President Ma Ying-jeou has been forced to apologise to survivors who say his government's rescue effort has been too slow. There have also been calls for a government reshuffle.
Yesterday he provided a new estimate of 500 deaths in the floods and mudslides unleashed by Typhoon Morakot. He gave the figure at a national security meeting – the first such emergency meeting Mr Ma has called since taking power 15 months ago. The official count of confirmed deaths still stood at 118.
Internal opposition has been further catalysed by Mr Ma having persistently declared that the country did not need foreign aid, only to subsequently perform an embarrassing U-turn. "I'm sorry," the beleaguered president said repeatedly as he visited a flood-ravaged Taoist temple and devastated orchards in the south-western county of Tainan earlier this week.
Arriving by helicopter at a relief centre in the town of Chishan, also in the south, he found himself jeered by angry locals. "We're busy here," they shouted. "Go and help the people, don't come here." At other stop-offs, protesters held banners saying: "The government is inept."
"The whole thing looks in disarray, in the public's opinion," Alex Chiang, a teacher of political science at the National Cheng Chi University in Taipei, told the Associated Press. "They were caught off-guard."
In the face of the strong criticism, the President called on rescue crews to step up their efforts yesterday, ordering the police force to add cadets to their post-disaster team and sending 10,000 more servicemen to the affected areas.
Although the government also announced an additional NT$3bn (£55m) in relief funds over the next two years, the momentum was against Mr Ma as a high-profile internet campaign asked the world for donations because – its organisers said – the government was doing nothing. President Ma has been forced to deny press reports that his government had refused US assistance.
Taipei has now accepted a relief donation of $250,000 (£150,000) from the American Institute in Taiwan. And rescuers who have been relying on under-powered helicopters to reach the worst-hit areas have now asked foreign governments for larger choppers capable of carrying earth-moving equipment and shelters. But the President's delayed acceptance of foreign help has come too late to avoid his handling of the disaster having an impact on forthcoming city and county elections, in which support for his Kuomintang Nationalist Party is expected to fall.
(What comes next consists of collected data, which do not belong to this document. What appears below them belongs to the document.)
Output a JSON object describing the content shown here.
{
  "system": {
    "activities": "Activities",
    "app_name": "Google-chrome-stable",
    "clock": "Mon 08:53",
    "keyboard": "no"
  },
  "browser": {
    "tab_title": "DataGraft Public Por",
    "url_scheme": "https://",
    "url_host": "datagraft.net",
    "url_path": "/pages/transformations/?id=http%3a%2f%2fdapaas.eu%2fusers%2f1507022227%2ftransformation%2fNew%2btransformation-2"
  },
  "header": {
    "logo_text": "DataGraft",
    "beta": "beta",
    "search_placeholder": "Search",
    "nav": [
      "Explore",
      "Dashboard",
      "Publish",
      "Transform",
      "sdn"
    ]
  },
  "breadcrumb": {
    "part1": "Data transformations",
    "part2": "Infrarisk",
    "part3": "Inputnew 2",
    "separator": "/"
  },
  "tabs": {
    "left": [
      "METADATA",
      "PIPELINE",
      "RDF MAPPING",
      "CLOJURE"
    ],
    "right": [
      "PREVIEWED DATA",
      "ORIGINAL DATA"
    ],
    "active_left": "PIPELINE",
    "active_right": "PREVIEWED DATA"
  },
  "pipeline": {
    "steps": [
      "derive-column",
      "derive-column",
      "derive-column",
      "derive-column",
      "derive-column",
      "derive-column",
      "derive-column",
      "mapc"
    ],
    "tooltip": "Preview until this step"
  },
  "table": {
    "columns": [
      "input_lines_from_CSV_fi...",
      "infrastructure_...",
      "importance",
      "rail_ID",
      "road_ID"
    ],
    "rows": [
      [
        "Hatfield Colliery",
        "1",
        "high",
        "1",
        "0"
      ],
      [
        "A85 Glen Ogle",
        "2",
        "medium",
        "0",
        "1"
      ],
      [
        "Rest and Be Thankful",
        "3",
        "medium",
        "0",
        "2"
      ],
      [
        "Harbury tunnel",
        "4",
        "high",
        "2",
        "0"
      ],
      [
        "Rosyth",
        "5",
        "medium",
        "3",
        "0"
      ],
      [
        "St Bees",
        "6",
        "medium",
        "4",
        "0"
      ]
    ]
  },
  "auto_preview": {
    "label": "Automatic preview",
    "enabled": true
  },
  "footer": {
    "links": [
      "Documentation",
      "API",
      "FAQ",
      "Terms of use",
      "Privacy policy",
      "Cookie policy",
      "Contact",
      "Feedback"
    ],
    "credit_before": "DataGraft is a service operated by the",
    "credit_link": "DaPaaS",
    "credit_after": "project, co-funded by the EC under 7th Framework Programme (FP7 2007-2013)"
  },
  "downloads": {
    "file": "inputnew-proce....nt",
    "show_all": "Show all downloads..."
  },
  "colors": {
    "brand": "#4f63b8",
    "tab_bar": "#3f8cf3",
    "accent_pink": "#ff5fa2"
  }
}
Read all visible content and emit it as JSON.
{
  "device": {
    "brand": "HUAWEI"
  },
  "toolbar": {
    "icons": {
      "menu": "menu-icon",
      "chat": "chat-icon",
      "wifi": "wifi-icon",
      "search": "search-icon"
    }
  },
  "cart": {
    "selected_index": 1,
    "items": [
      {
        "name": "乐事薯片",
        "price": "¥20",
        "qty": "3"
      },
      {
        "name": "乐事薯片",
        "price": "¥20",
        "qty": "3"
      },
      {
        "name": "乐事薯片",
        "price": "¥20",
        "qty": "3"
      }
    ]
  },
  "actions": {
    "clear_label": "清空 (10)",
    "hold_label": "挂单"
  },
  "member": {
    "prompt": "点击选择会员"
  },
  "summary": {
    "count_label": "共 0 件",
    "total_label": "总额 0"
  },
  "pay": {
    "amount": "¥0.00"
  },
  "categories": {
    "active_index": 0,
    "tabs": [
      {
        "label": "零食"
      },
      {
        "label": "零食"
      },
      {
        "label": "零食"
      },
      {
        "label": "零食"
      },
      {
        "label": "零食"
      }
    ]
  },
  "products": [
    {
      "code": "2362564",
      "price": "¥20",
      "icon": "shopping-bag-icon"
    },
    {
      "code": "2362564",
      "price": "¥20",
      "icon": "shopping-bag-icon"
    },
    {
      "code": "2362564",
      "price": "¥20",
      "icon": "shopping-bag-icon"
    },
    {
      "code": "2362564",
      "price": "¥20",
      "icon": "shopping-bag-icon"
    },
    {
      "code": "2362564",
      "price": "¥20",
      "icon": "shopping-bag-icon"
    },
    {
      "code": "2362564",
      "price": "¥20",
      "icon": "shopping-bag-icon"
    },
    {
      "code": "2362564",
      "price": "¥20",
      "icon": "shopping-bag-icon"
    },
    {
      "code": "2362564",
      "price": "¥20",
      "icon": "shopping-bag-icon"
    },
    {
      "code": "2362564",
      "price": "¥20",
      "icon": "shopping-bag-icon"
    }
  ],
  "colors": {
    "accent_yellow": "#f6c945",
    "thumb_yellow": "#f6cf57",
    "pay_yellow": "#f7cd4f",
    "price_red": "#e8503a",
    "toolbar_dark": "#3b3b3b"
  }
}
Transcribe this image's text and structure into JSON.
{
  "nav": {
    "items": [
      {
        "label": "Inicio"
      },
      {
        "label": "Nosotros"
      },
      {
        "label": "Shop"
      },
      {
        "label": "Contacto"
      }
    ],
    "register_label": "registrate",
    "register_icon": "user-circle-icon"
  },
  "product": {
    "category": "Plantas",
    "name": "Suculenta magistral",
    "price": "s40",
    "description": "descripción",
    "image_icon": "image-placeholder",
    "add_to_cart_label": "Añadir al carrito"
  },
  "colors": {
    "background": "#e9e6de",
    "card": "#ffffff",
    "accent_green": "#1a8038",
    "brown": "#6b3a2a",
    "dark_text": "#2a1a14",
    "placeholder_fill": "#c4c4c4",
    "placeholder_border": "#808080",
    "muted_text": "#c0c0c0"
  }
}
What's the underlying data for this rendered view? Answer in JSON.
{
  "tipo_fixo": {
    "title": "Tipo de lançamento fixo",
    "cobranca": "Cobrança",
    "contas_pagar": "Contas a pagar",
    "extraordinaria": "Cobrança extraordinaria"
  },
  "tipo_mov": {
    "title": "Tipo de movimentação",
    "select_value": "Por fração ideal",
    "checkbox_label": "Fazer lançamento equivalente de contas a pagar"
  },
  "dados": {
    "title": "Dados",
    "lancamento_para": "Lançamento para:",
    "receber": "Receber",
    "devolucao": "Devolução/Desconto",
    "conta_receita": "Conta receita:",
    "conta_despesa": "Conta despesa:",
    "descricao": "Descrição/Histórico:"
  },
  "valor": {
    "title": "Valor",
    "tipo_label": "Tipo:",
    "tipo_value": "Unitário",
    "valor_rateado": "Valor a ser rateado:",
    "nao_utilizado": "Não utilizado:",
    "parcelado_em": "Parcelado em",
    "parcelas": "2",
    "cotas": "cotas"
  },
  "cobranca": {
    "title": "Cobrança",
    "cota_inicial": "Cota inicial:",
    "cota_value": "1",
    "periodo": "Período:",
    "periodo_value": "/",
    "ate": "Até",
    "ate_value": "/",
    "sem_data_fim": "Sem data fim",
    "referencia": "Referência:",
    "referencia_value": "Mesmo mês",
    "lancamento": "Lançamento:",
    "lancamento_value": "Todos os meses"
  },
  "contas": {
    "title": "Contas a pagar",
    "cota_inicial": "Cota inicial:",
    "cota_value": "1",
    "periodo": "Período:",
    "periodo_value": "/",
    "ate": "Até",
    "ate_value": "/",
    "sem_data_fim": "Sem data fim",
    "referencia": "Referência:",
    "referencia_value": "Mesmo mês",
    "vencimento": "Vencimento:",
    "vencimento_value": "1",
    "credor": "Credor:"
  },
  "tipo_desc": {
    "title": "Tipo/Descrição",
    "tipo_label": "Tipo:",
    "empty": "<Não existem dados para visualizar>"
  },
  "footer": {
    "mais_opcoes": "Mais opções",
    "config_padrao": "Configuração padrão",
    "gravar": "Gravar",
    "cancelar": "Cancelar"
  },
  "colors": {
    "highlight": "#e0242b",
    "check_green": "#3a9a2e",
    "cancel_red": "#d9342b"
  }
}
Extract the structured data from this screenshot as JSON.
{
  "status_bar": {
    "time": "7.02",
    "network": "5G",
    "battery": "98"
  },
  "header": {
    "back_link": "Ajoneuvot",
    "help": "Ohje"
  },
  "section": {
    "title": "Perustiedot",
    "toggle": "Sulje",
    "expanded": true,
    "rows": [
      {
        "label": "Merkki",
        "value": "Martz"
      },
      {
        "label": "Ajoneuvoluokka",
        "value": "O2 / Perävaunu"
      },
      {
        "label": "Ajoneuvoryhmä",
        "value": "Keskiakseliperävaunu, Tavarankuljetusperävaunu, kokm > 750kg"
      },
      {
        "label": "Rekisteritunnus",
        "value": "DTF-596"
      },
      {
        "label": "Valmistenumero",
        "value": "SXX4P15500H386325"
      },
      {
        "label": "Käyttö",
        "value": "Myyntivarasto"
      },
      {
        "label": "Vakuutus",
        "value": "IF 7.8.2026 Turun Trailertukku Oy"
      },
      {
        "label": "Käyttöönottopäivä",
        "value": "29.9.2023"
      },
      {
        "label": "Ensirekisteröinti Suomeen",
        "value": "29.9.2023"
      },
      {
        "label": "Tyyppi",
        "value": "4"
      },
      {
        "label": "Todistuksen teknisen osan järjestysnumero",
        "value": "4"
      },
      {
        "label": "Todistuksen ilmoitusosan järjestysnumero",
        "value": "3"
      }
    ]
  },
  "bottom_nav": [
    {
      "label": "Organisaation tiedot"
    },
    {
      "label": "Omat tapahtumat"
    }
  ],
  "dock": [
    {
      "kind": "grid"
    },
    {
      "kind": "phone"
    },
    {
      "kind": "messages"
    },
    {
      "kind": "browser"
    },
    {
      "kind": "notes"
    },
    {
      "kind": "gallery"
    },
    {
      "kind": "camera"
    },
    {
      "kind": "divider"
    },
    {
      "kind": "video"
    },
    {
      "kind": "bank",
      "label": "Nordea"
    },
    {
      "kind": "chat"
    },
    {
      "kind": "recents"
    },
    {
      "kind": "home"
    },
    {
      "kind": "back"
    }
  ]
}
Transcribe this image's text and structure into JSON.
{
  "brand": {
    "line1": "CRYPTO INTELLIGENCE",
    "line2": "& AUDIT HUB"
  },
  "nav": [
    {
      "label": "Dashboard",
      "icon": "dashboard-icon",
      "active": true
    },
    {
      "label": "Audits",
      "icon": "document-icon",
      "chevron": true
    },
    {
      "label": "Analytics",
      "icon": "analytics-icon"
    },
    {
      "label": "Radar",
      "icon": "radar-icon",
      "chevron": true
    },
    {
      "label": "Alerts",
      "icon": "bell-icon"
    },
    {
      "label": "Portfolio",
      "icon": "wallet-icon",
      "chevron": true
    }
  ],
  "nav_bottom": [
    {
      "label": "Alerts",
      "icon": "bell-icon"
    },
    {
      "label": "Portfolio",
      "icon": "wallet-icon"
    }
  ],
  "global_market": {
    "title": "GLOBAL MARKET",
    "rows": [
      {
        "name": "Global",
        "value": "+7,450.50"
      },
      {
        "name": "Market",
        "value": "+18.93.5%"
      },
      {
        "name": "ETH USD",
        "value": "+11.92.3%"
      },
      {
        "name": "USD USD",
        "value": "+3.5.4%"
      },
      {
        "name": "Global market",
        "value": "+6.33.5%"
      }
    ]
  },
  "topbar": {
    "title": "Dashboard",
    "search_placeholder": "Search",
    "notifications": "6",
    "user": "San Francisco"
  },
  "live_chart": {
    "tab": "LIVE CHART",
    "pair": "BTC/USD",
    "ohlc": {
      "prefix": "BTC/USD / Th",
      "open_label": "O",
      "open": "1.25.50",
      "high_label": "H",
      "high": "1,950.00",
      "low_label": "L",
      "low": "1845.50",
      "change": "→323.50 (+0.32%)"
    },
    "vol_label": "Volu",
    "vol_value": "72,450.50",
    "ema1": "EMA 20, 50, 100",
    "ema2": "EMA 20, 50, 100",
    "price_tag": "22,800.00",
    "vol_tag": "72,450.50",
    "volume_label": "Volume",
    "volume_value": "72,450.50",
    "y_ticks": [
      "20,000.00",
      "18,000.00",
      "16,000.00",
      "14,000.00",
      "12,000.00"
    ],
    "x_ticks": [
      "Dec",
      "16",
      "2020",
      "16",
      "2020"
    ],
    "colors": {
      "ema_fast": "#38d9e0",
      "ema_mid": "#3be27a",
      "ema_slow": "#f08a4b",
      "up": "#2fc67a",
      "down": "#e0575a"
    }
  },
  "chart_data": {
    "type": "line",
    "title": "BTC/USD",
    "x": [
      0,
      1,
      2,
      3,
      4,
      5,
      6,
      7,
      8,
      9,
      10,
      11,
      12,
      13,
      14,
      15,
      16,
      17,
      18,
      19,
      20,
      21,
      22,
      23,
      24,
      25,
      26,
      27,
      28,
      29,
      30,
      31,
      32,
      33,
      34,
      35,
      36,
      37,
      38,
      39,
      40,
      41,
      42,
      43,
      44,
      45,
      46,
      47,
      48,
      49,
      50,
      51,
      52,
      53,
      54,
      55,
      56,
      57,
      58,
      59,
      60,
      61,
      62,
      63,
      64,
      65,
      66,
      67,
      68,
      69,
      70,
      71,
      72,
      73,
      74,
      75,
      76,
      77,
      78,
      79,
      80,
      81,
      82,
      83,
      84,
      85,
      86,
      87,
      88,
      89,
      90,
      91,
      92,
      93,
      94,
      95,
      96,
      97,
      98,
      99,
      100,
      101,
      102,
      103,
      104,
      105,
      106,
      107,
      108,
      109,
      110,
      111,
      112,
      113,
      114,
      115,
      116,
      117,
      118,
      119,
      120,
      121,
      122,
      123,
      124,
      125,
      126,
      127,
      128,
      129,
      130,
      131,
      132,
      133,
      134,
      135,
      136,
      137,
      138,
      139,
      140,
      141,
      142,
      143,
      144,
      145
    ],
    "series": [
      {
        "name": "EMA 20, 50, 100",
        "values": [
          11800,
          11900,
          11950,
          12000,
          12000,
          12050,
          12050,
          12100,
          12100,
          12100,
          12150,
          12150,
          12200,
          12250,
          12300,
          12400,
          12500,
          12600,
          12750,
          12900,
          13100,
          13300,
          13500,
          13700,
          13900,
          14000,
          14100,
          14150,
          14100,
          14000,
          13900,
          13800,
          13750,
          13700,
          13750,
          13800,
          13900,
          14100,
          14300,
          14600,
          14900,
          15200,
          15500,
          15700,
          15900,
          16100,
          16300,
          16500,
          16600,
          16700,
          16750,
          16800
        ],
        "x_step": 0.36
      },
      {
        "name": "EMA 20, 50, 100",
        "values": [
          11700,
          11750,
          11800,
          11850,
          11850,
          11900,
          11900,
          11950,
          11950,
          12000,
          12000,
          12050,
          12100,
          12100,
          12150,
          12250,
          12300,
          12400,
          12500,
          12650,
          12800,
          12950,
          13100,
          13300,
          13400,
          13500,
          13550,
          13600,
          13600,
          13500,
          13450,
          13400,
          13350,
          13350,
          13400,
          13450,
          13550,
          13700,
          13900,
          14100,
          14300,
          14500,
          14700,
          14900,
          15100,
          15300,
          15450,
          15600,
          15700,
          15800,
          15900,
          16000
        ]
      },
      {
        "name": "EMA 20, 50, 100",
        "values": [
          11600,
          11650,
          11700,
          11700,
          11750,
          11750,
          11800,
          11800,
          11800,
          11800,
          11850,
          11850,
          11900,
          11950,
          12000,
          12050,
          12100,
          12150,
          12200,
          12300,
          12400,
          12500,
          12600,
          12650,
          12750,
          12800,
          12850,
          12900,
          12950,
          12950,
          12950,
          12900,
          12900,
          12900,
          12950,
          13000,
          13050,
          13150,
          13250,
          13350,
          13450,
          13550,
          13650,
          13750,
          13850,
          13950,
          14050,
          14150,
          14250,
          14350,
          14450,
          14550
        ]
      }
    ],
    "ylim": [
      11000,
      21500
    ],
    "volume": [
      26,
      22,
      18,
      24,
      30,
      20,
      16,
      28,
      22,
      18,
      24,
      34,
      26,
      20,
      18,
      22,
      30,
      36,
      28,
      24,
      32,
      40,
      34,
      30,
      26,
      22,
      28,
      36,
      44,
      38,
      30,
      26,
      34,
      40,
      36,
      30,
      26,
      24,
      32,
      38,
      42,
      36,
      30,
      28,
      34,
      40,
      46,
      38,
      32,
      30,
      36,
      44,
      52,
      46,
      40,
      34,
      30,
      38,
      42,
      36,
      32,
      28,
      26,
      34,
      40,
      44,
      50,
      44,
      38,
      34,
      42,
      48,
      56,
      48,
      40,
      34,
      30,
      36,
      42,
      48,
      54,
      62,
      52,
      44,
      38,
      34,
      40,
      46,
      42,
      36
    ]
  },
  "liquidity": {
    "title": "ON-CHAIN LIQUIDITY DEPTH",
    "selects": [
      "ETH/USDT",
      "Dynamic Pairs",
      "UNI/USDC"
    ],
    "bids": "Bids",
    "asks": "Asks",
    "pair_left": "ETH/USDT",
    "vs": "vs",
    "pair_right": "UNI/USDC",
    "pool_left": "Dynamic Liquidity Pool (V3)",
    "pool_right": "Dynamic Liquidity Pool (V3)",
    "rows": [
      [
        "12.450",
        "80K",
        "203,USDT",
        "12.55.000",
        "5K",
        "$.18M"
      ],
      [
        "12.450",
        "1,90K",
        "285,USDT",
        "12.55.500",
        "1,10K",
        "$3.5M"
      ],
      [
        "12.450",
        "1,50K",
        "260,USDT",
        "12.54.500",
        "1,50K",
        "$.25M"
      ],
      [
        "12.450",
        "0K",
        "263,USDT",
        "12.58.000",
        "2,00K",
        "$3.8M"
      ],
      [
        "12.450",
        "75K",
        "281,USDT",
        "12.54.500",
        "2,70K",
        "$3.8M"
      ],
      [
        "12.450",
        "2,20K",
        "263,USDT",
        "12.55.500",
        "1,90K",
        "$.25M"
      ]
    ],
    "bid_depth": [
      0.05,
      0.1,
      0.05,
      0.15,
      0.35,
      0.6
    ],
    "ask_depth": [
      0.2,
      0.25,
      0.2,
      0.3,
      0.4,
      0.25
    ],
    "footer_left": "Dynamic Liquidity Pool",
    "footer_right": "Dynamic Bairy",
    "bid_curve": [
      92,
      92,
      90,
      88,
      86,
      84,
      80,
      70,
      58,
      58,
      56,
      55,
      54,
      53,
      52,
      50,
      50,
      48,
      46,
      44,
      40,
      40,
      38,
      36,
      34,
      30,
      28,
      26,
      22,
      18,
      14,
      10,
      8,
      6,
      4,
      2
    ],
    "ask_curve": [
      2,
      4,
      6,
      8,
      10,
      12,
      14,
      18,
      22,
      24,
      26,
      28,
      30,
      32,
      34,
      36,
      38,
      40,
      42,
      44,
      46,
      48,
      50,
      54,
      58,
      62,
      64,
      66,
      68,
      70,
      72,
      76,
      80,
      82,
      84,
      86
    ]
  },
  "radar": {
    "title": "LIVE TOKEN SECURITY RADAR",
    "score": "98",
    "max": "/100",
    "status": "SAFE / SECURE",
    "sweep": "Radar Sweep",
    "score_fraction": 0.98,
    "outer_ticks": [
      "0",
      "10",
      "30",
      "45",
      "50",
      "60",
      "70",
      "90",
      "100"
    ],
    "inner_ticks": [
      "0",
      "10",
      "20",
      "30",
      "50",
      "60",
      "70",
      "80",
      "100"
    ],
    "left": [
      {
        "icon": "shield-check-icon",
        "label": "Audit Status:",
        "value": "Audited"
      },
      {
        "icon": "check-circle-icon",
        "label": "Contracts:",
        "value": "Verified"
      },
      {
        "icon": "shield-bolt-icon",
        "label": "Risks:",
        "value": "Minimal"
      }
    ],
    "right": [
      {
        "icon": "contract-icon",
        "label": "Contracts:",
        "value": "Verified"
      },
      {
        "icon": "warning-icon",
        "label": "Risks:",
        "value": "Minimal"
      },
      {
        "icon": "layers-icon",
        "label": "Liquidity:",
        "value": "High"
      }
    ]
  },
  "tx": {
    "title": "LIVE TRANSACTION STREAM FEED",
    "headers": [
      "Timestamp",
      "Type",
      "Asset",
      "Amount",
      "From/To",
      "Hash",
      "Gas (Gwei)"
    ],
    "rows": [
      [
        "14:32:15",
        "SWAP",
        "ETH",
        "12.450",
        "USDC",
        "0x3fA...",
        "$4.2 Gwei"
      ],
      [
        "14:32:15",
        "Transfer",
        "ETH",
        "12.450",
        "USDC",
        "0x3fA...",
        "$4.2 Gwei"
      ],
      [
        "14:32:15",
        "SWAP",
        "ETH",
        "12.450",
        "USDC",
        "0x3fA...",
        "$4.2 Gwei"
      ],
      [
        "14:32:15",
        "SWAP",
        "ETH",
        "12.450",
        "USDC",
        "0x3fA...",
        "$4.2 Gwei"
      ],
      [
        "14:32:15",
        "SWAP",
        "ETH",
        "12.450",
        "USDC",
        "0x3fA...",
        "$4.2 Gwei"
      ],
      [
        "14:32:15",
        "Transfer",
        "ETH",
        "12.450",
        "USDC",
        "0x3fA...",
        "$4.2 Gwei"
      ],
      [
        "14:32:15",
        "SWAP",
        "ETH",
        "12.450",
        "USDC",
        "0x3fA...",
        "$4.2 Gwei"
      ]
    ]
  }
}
Premier Liu Chao-shiuan has avoided addressing the volte-face, focussing instead on having government agencies draw up a list of what help they need. Typhoon Morakot tore through Taiwan over two days, leaving nearly two thirds of central and southern Taiwan under waters over five metres deep in many places.
It hit a part of the country where Mr Ma has never been popular, even when he was swept to power by a large margin in March 2008, after his arch-rival Chen Shui-bian, currently in jail facing corruption charges, stepped down. The south of the country remains the power base of Mr Chen's Democratic People's Party, and their supporters have been visible wherever the Harvard-educated Mr Ma has gone in the typhoon zone.
Typhoon Morakot destroyed the homes of 7,000 people and caused agricultural and property damage in excess of NT$50bn. President Ma called it the most severe damage to the island in more than 50 years. "While the rescue operation is still going on, we have started rehabilitation and reconstruction work, which is just as pressing as relief efforts but might be even more difficult and cumbersome," he said.
So far, 15,400 villagers have been ferried to safety, and rescuers are working to save another 1,900 people still stuck. Mr Ma said the new estimated death toll includes about 380 people feared buried in the debris of a landslide in Hsiao Lin, the hardest-hit village.
The military finally opened a road to Hsiao Lin yesterday, but authorities have given up hope of finding anyone alive under the tons of mud that now cover the village. Kaohsiung county chief Yang Chiu-hsing said that instead of digging into some 170 mud-buried homes, a memorial park will be built on the site.